No me importa el rojo de tu auto,
menos me interesan las razones de tu muerte.

Mi curiosidad es simple:
¿Estaría muy viejo
el abrigo de tu madre?
¿Los anillos que te quitaste
eran caros o baratijas?
¿Te acabarías o no
el vodka del vaso?

Este interés por las pequeñas cosas, por lo cotidiano, presenta a las escritoras de las que habla como humanas, no como una excepción a la regla, sino como seres vivos palpitantes. Tan preocupados por las nimiedades como nosotros mismos en nuestro día a día.
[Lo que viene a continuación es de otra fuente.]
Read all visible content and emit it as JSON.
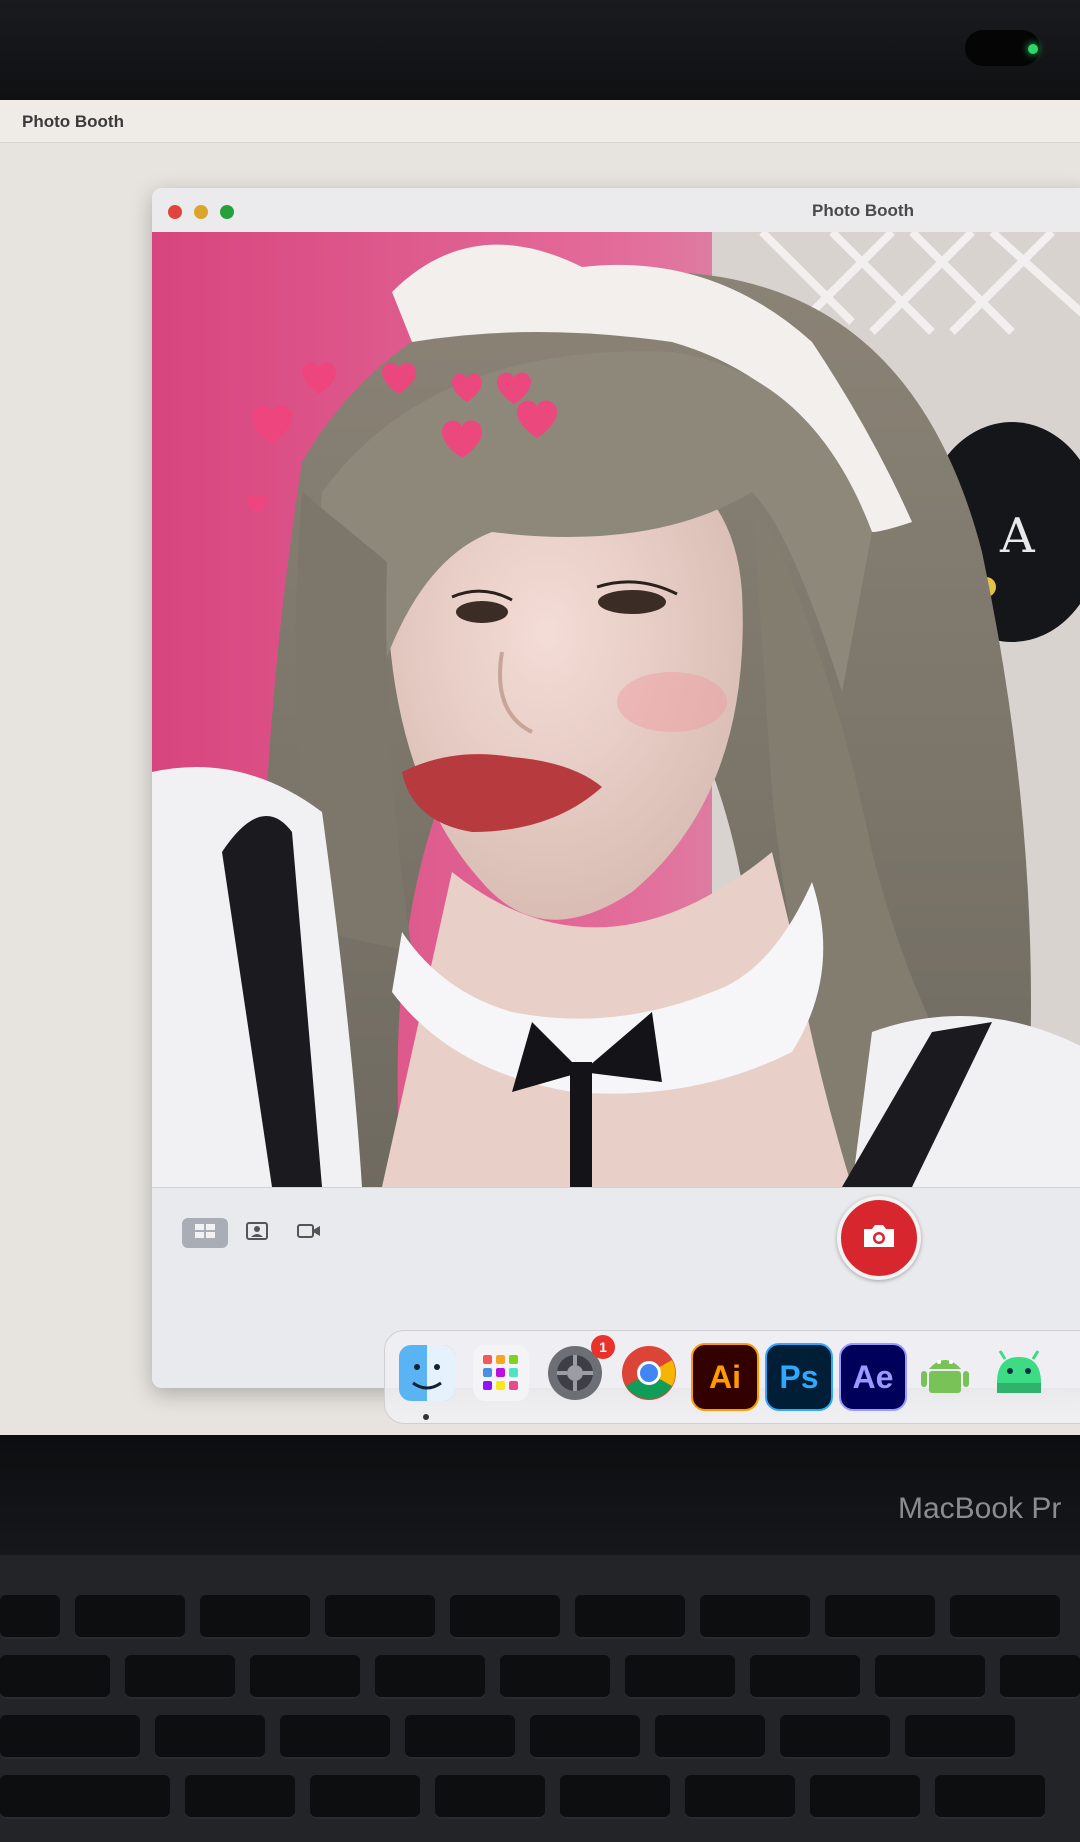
{
  "menubar": {
    "app_name": "Photo Booth"
  },
  "window": {
    "title": "Photo Booth"
  },
  "toolbar": {
    "modes": [
      {
        "name": "grid-view",
        "icon": "grid-icon",
        "active": true
      },
      {
        "name": "single-photo",
        "icon": "portrait-icon",
        "active": false
      },
      {
        "name": "video",
        "icon": "video-camera-icon",
        "active": false
      }
    ],
    "shutter_icon": "camera-icon",
    "shutter_color": "#d7262d"
  },
  "dock": {
    "apps": [
      {
        "name": "Finder",
        "icon": "finder-icon"
      },
      {
        "name": "Launchpad",
        "icon": "launchpad-icon"
      },
      {
        "name": "System Settings",
        "icon": "settings-icon",
        "badge": "1"
      },
      {
        "name": "Chrome",
        "icon": "chrome-icon"
      },
      {
        "name": "Illustrator",
        "icon": "illustrator-icon",
        "label": "Ai"
      },
      {
        "name": "Photoshop",
        "icon": "photoshop-icon",
        "label": "Ps"
      },
      {
        "name": "After Effects",
        "icon": "after-effects-icon",
        "label": "Ae"
      },
      {
        "name": "Android File Transfer",
        "icon": "android-icon"
      },
      {
        "name": "Android Studio",
        "icon": "android-studio-icon"
      }
    ]
  },
  "laptop": {
    "brand": "MacBook Pr"
  }
}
Personalmente, agradezco a Valeria Guzmán Pérez por haber escrito este libro y, sobre todo, por compartirlo, porque publicar un libro es hacerlo público. Espero que encuentre en sus lectoras, una identificación inmediata, un acto de justicia desde la literatura y que, en sus lectores, encuentre la exploración de esa experiencia de mundo que ellos no conocen y que es parte de nuestra humanidad. 

 


Valeria Guzmán Pérez es poeta, traductora y lexicógrafa. Actualmente trabaja para la Academia Mexicana de la Lengua y para la Academia Ecuatoriana de la Lengua. La Casa de la Cultura Ecuatoriana publicó su libro Efusiva penitente en 2010. Obtuvo el Premio Filosofía y Letras de la Benemérita Universidad Autónoma de Puebla en 2009 con su poemario Constelada. En 2018 fue acreedora de los Fondos Concursables del Ministerio de Cultura del Ecuador por su poemario Piel Verbal. Y obtuvo el Premio Nacional de poesía Tijuana en 2019 con su libro Ofidias.